Thursday, January 22, 2009
Waning Moon
Saturn Retrograde
Cloudy and milder
It’s supposed to get up into the thirties today, which is positively balmly compared to the weather we’ve been having lately. But hey, it’s January, and I prefer seasons, so that’s that.
Finished the revision on THE MATILDA MURDERS yesterday and got it off to my producer. Hope she likes it.. I’m having trouble with the logo file, which has delayed sending out the press release for the play that’s running.
Didn’t get much done in the afternoon, because the rewrite wore me out. I need to get a start on CHANNELING JIM MORRISON today and clear off some other business. I caught up on some email and other stuff. I’m kind of hesitant to start CJM because today’s the only day I can work on it until next week, and, for me, the first draft of plays need to be written in one swath. I don’t think I can manage a full-length in one day. I set up some of the stuff for the Jenny Storm name. I’ll put up a page on the DE site at some point next week, and, next week, I’m also doing a photo shoot for the icon connected to that name (the way the coffee cup, books and pen are the DE icon).
February’s site work schedule keeps shifting around. It’s a mess. I need to clone myself to get it all done, and, at the same time, I can’t afford (in every sense of the word) giving up any of these jobs. So I just have to be very, very, very organized.
A BOOK OF ONE’S OWN is wonderfully enjoyable, as always. No matter how often I read it (and I read it about once a year), I always learn something new. That’s what a good book does – it gives you more each time you return.
Yesterday was a tough day in regards to missing my grandmother. I have to remind myself that grief is a process. Unfortunately, we’re supposed to just have the funeral/memorial service/whatever and “move on”, instead of letting the process play out. We have to remember that it takes time and there’s a roller coaster of emotion involved in loss, and honor that.

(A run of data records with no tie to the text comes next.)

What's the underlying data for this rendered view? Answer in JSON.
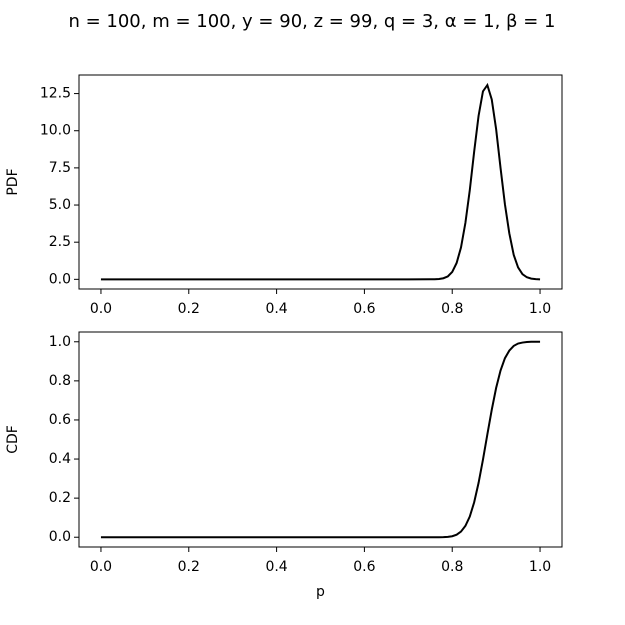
{
  "title": "n = 100, m = 100, y = 90, z = 99, q = 3, α = 1, β = 1",
  "chart_data": [
    {
      "type": "line",
      "ylabel": "PDF",
      "color": "#000000",
      "x": [
        0,
        0.05,
        0.1,
        0.15,
        0.2,
        0.25,
        0.3,
        0.35,
        0.4,
        0.45,
        0.5,
        0.55,
        0.6,
        0.65,
        0.7,
        0.75,
        0.76,
        0.77,
        0.78,
        0.79,
        0.8,
        0.81,
        0.82,
        0.83,
        0.84,
        0.85,
        0.86,
        0.87,
        0.88,
        0.89,
        0.9,
        0.91,
        0.92,
        0.93,
        0.94,
        0.95,
        0.96,
        0.97,
        0.98,
        0.99,
        1.0
      ],
      "values": [
        0,
        0,
        0,
        0,
        0,
        0,
        0,
        0,
        0,
        0,
        0,
        0,
        0,
        0,
        0,
        0.002,
        0.007,
        0.025,
        0.075,
        0.2,
        0.5,
        1.1,
        2.15,
        3.8,
        6.0,
        8.6,
        11.0,
        12.65,
        13.07,
        12.1,
        10.1,
        7.5,
        5.05,
        3.1,
        1.65,
        0.8,
        0.35,
        0.14,
        0.05,
        0.015,
        0
      ],
      "xlim": [
        -0.05,
        1.05
      ],
      "ylim": [
        -0.65,
        13.75
      ],
      "xticks": [
        {
          "value": 0,
          "label": "0.0"
        },
        {
          "value": 0.2,
          "label": "0.2"
        },
        {
          "value": 0.4,
          "label": "0.4"
        },
        {
          "value": 0.6,
          "label": "0.6"
        },
        {
          "value": 0.8,
          "label": "0.8"
        },
        {
          "value": 1.0,
          "label": "1.0"
        }
      ],
      "yticks": [
        {
          "value": 0,
          "label": "0.0"
        },
        {
          "value": 2.5,
          "label": "2.5"
        },
        {
          "value": 5,
          "label": "5.0"
        },
        {
          "value": 7.5,
          "label": "7.5"
        },
        {
          "value": 10,
          "label": "10.0"
        },
        {
          "value": 12.5,
          "label": "12.5"
        }
      ]
    },
    {
      "type": "line",
      "ylabel": "CDF",
      "xlabel": "p",
      "color": "#000000",
      "x": [
        0,
        0.05,
        0.1,
        0.15,
        0.2,
        0.25,
        0.3,
        0.35,
        0.4,
        0.45,
        0.5,
        0.55,
        0.6,
        0.65,
        0.7,
        0.75,
        0.76,
        0.77,
        0.78,
        0.79,
        0.8,
        0.81,
        0.82,
        0.83,
        0.84,
        0.85,
        0.86,
        0.87,
        0.88,
        0.89,
        0.9,
        0.91,
        0.92,
        0.93,
        0.94,
        0.95,
        0.96,
        0.97,
        0.98,
        0.99,
        1.0
      ],
      "values": [
        0,
        0,
        0,
        0,
        0,
        0,
        0,
        0,
        0,
        0,
        0,
        0,
        0,
        0,
        0,
        0,
        0,
        0.0001,
        0.0007,
        0.002,
        0.005,
        0.013,
        0.029,
        0.058,
        0.106,
        0.179,
        0.278,
        0.397,
        0.526,
        0.652,
        0.764,
        0.853,
        0.916,
        0.955,
        0.979,
        0.991,
        0.996,
        0.999,
        1,
        1,
        1
      ],
      "xlim": [
        -0.05,
        1.05
      ],
      "ylim": [
        -0.05,
        1.05
      ],
      "xticks": [
        {
          "value": 0,
          "label": "0.0"
        },
        {
          "value": 0.2,
          "label": "0.2"
        },
        {
          "value": 0.4,
          "label": "0.4"
        },
        {
          "value": 0.6,
          "label": "0.6"
        },
        {
          "value": 0.8,
          "label": "0.8"
        },
        {
          "value": 1.0,
          "label": "1.0"
        }
      ],
      "yticks": [
        {
          "value": 0,
          "label": "0.0"
        },
        {
          "value": 0.2,
          "label": "0.2"
        },
        {
          "value": 0.4,
          "label": "0.4"
        },
        {
          "value": 0.6,
          "label": "0.6"
        },
        {
          "value": 0.8,
          "label": "0.8"
        },
        {
          "value": 1.0,
          "label": "1.0"
        }
      ]
    }
  ]
}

On top of that, I listened to Saturn Retrograde (and my instincts) in regard to someone with whom I’ve considered working for the past couple of weeks. He pulled a trouble-making stunt yesterday that, while not aimed directly at me, proved to me we are not a good creative match. I’m disappointed, but I’m glad I trusted my instincts and took some “getting to know you” time to find out this is NOT someone with whom I want to work, rather than getting deep into a project and finding out at a point where I might be tempted to grit my teeth and just get through it. This isn’t something that can be negotiated and good middle ground found – we approach work and life from two very different points of view, which could either create a wonderful dynamic or a toxic one. My gut tells me that this would wind up being toxic, and I certainly don’t need to go down that road again. The payoff isn’t worth it. I have no interest in spending a lot of creative time with someone who has such a cruel streak. I don’t find cruelty funny.
I’m delighted that Hillary Clinton was confirmed as Secretary of State. Last February, a friend and I were talking about what we thought would be the best of all possibilities. She was a huge Clinton supporter; I hadn’t made up my mind completely between Obama and Clinton, although I leaned towards Obama, and I said I’d love to see Obama as President and Clinton as Secretary of State. I got my wish.

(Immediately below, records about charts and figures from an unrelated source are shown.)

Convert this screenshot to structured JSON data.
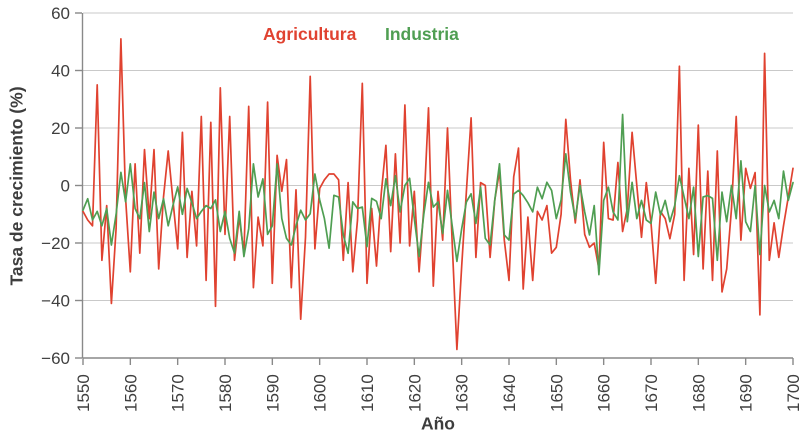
{
  "palette": {
    "agricultura_red": "#e04230",
    "industria_green": "#4f9e52",
    "axis_text": "#3f3f3f",
    "spine_gray": "#898989",
    "gridline_gray": "#c9c9c9",
    "background": "#ffffff"
  },
  "chart_data": {
    "type": "line",
    "title": "",
    "xlabel": "Año",
    "ylabel": "Tasa de crecimiento (%)",
    "x_start": 1550,
    "x_end": 1700,
    "x_tick_step": 10,
    "x_tick_labels": [
      "1550",
      "1560",
      "1570",
      "1580",
      "1590",
      "1600",
      "1610",
      "1620",
      "1630",
      "1640",
      "1650",
      "1660",
      "1670",
      "1680",
      "1690",
      "1700"
    ],
    "ylim": [
      -60,
      60
    ],
    "y_tick_step": 20,
    "y_tick_labels": [
      "60",
      "40",
      "20",
      "0",
      "−20",
      "−40",
      "−60"
    ],
    "grid": "horizontal",
    "legend_position": "top-center",
    "series": [
      {
        "name": "Agricultura",
        "color": "#e04230",
        "values": [
          -9,
          -12,
          -14,
          35,
          -26,
          -7,
          -41,
          -15,
          51,
          -4.5,
          -30,
          7.5,
          -23.5,
          12.5,
          -11.5,
          12.5,
          -29,
          -4,
          12,
          -5,
          -22,
          18.5,
          -25,
          -2,
          -21,
          24,
          -33,
          22,
          -42,
          34,
          -17,
          24,
          -26,
          -11,
          -23.5,
          27.5,
          -35.5,
          -11,
          -21,
          29,
          -34,
          10.5,
          -2,
          9,
          -35.5,
          -1.5,
          -46.5,
          -18,
          38,
          -22,
          -1,
          2,
          4,
          4,
          2,
          -26,
          1,
          -30,
          -12,
          35.5,
          -34,
          -8,
          -28,
          -3,
          14,
          -23,
          11,
          -20,
          28,
          -21,
          -2,
          -30,
          -8,
          27,
          -35,
          -2,
          -19,
          20,
          -20,
          -57,
          -28,
          -2,
          23.5,
          -25,
          1,
          0,
          -25,
          -5,
          5,
          -19,
          -33,
          3,
          13,
          -36,
          -11,
          -33,
          -9,
          -12,
          -7,
          -23.5,
          -21.5,
          -10,
          23,
          2,
          -13,
          2,
          -17,
          -21.5,
          -20,
          -29,
          15,
          -11.5,
          -12,
          8,
          -16,
          -8,
          18.5,
          0,
          -18,
          1,
          -13,
          -34,
          -9,
          -11.5,
          -18.5,
          -10,
          41.5,
          -33,
          6,
          -24,
          21,
          -29,
          5,
          -33,
          12,
          -37,
          -29,
          -8,
          24,
          -19,
          6,
          -1,
          4.5,
          -45,
          46,
          -26,
          -13,
          -25,
          -14,
          -4,
          6
        ]
      },
      {
        "name": "Industria",
        "color": "#4f9e52",
        "values": [
          -8.6,
          -4.6,
          -12,
          -9,
          -14,
          -8,
          -20.7,
          -10,
          4.6,
          -5.7,
          7.5,
          -8,
          -11.5,
          1,
          -16,
          -2.3,
          -11.5,
          -4.6,
          -14,
          -7,
          -0.5,
          -10,
          -1,
          -6,
          -11.5,
          -9,
          -7,
          -8,
          -5,
          -16,
          -9,
          -18.4,
          -23.5,
          -9,
          -24.7,
          -15,
          7.5,
          -4,
          2.3,
          -17,
          -14,
          7.5,
          -11.5,
          -18.4,
          -20.7,
          -14,
          -8.6,
          -12,
          -9.8,
          4,
          -5,
          -11.5,
          -21.8,
          -3.4,
          -4,
          -17.2,
          -23.6,
          -5.7,
          -8,
          -7.5,
          -21.3,
          -4.5,
          -5.5,
          -11.5,
          2.3,
          -7,
          3.4,
          -9.2,
          0,
          2.5,
          -11.5,
          -24.7,
          -10,
          1.1,
          -7.5,
          -5.7,
          -16.7,
          -1.7,
          -14,
          -26.4,
          -15,
          -5.7,
          -2.9,
          -13.2,
          -0.6,
          -18.4,
          -20.7,
          -5,
          7.5,
          -17.2,
          -19,
          -3,
          -1.7,
          -3.5,
          -6,
          -9.2,
          -0.6,
          -4.6,
          1.1,
          -1.7,
          -11.5,
          -5,
          11,
          -2.3,
          -11.5,
          0,
          -9.2,
          -17.2,
          -7,
          -31,
          -5.2,
          -0.6,
          -9.2,
          -12,
          24.7,
          -12.6,
          1.1,
          -11.5,
          -5.2,
          -12,
          -13.2,
          -2.3,
          -10.3,
          -5.2,
          -12.6,
          -7,
          3.4,
          -4,
          -11.5,
          -0.6,
          -24.7,
          -4,
          -3.5,
          -4.5,
          -26,
          -2.3,
          -12.6,
          0,
          -11.5,
          8.6,
          -12.6,
          -16,
          0,
          -24,
          0,
          -9.2,
          -5.2,
          -11.5,
          5,
          -5.2,
          1
        ]
      }
    ]
  }
}
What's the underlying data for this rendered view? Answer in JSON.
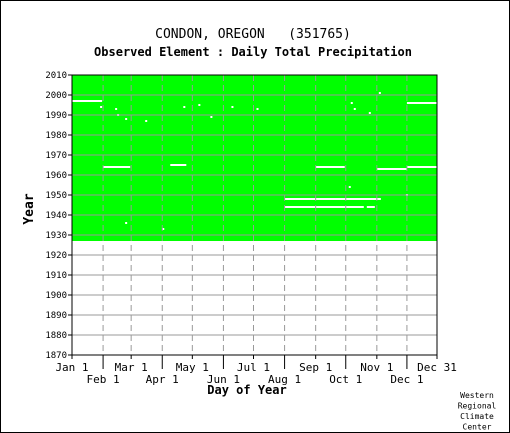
{
  "chart_data": {
    "type": "heatmap",
    "title": "CONDON, OREGON   (351765)",
    "subtitle": "Observed Element : Daily Total Precipitation",
    "xlabel": "Day of Year",
    "ylabel": "Year",
    "xlim": [
      1,
      365
    ],
    "ylim": [
      1870,
      2010
    ],
    "x_ticks_top": [
      {
        "label": "Jan 1",
        "day": 1
      },
      {
        "label": "Mar 1",
        "day": 60
      },
      {
        "label": "May 1",
        "day": 121
      },
      {
        "label": "Jul 1",
        "day": 182
      },
      {
        "label": "Sep 1",
        "day": 244
      },
      {
        "label": "Nov 1",
        "day": 305
      },
      {
        "label": "Dec 31",
        "day": 365
      }
    ],
    "x_ticks_bottom": [
      {
        "label": "Feb 1",
        "day": 32
      },
      {
        "label": "Apr 1",
        "day": 91
      },
      {
        "label": "Jun 1",
        "day": 152
      },
      {
        "label": "Aug 1",
        "day": 213
      },
      {
        "label": "Oct 1",
        "day": 274
      },
      {
        "label": "Dec 1",
        "day": 335
      }
    ],
    "y_ticks": [
      1870,
      1880,
      1890,
      1900,
      1910,
      1920,
      1930,
      1940,
      1950,
      1960,
      1970,
      1980,
      1990,
      2000,
      2010
    ],
    "grid": true,
    "colors": {
      "data": "#00ff00",
      "missing": "#ffffff",
      "grid": "#999999"
    },
    "data_coverage": {
      "year_start": 1927,
      "year_end": 2010
    },
    "missing_segments": [
      {
        "year": 1997,
        "day_start": 1,
        "day_end": 31
      },
      {
        "year": 1964,
        "day_start": 32,
        "day_end": 59
      },
      {
        "year": 1965,
        "day_start": 99,
        "day_end": 115
      },
      {
        "year": 1964,
        "day_start": 244,
        "day_end": 273
      },
      {
        "year": 1963,
        "day_start": 305,
        "day_end": 335
      },
      {
        "year": 1964,
        "day_start": 335,
        "day_end": 365
      },
      {
        "year": 1996,
        "day_start": 335,
        "day_end": 365
      },
      {
        "year": 1948,
        "day_start": 213,
        "day_end": 309
      },
      {
        "year": 1944,
        "day_start": 213,
        "day_end": 292
      },
      {
        "year": 1944,
        "day_start": 295,
        "day_end": 303
      }
    ],
    "missing_days": [
      {
        "year": 1994,
        "day": 30
      },
      {
        "year": 1993,
        "day": 45
      },
      {
        "year": 1990,
        "day": 47
      },
      {
        "year": 1988,
        "day": 55
      },
      {
        "year": 1987,
        "day": 75
      },
      {
        "year": 1994,
        "day": 113
      },
      {
        "year": 1995,
        "day": 128
      },
      {
        "year": 1989,
        "day": 140
      },
      {
        "year": 1994,
        "day": 161
      },
      {
        "year": 1993,
        "day": 186
      },
      {
        "year": 1996,
        "day": 280
      },
      {
        "year": 1993,
        "day": 283
      },
      {
        "year": 1991,
        "day": 298
      },
      {
        "year": 1954,
        "day": 278
      },
      {
        "year": 1950,
        "day": 335
      },
      {
        "year": 2001,
        "day": 308
      },
      {
        "year": 1936,
        "day": 55
      },
      {
        "year": 1933,
        "day": 92
      }
    ]
  },
  "credit": [
    "Western",
    "Regional",
    "Climate",
    "Center"
  ]
}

And kudos to NYS Attorney General Andrew Cuomo. Not only did he put the screws into AIG when they tried to spend the TARP money on more resorts, he’s forced United Healthcare to cough up for overcharging their customers. I believe Oxford is involved in this as well, and Aetna settled to avoid a thorough investigation. Cuomo and his office are really good at getting things done for the people of New York.
I’ve got another blog post up on the SDR blog. This one’s about the importance of silence. Enjoy.
I’ve got to get back to the page and figure out which pages I need to face today. And then I have to pack for the weekend’s site job. I leave in the morning.